The plan is being led by David West, managing director and chief pilot of Loch Lomond Seaplanes, which has run flights across the west coast of Scotland for the past decade.
An amphibious aircraft, capable of landing on water and conventional runways, is to be put to work on a route between London and Osea, a private island in the Blackwater estuary that has become an exclusive resort and party and wedding venue.
Two aircraft a day are due to land in the waters surrounding the 400-acre island from the summer.
It is owned by the music producer Nigel Frieda and has attracted celebrities such as the actress Sienna Miller, the musician Johnny Borrell and model Poppy Delevingne.

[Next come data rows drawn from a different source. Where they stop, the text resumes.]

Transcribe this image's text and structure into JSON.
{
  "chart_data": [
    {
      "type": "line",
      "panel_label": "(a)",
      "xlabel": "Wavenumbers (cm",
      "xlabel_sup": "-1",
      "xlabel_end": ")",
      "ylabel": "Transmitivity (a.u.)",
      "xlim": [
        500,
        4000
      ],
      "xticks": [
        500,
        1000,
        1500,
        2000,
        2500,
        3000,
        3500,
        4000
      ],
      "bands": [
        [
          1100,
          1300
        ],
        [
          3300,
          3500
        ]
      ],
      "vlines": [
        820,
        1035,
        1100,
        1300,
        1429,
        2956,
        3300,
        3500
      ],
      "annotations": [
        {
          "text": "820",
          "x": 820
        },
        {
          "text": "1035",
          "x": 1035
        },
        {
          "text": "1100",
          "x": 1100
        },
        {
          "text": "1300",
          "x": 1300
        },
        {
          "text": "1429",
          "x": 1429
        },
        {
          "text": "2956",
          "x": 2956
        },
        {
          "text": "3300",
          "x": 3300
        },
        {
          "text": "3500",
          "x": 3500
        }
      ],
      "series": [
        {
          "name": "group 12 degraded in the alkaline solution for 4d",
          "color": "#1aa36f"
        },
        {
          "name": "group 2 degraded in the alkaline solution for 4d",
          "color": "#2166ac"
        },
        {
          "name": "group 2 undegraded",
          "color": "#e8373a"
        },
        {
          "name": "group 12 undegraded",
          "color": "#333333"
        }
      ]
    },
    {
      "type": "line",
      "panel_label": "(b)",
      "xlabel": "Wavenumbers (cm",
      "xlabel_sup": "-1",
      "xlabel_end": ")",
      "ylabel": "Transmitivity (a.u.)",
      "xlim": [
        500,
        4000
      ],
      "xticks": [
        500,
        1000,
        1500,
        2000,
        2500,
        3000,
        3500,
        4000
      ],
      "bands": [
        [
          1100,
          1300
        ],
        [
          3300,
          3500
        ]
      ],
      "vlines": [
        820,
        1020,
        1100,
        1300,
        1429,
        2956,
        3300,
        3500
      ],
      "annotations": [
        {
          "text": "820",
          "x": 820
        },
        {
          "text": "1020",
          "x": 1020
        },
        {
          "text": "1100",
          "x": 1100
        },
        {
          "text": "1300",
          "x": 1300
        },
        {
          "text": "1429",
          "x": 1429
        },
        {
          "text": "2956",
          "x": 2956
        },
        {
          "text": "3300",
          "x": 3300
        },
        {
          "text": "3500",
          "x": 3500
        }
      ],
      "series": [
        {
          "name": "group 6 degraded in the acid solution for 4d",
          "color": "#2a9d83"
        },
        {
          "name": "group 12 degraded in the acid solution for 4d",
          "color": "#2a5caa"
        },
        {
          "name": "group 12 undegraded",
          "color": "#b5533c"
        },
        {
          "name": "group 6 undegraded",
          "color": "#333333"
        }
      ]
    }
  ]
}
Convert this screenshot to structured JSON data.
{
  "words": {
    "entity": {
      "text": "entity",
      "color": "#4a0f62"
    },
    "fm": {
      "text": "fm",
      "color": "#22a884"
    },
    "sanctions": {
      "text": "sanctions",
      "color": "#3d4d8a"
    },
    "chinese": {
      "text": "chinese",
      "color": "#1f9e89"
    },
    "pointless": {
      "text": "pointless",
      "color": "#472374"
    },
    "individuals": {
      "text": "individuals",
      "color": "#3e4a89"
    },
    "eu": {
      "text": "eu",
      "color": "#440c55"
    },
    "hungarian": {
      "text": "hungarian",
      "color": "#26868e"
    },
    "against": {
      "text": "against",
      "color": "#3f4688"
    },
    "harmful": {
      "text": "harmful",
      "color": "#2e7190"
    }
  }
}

West, a former Cathay Pacific captain, said tickets would be available to the public at around £89 each.
They will link the resort to small airports in London and the home counties, including Biggin Hill, Farnborough, Denham and High Wycombe.
It coincides with the company’s pending delivery of its second $3 million Cessna 208 Caravan aircraft, capable of carrying ten people at up to 160mph.
West said that the ultimate aim was to obtain permission from the Civil Aviation Authority and Port of London to run direct flights from the Thames to its Loch Lomond headquarters.
Loch Lomond Seaplanes bills itself as Europe’s longest-running sea airline.
It operates sightseeing tours on the west coast of Scotland and will start scheduled services from Loch Lomond to Skye from next month.
West told the Times: “It’s is about taking people back to the romantic days of flying.
“You can turn up 15 minutes before your flight, park your car by the side of the water and get on board. This is the simplicity of it.
“The beauty of seaplanes is the lack of infrastructure that they need to operate. There’s none of the demands you find in a big airport that makes flying so unpleasant for a great many people.
“It is this wonderful experience rather than something you have to endure.”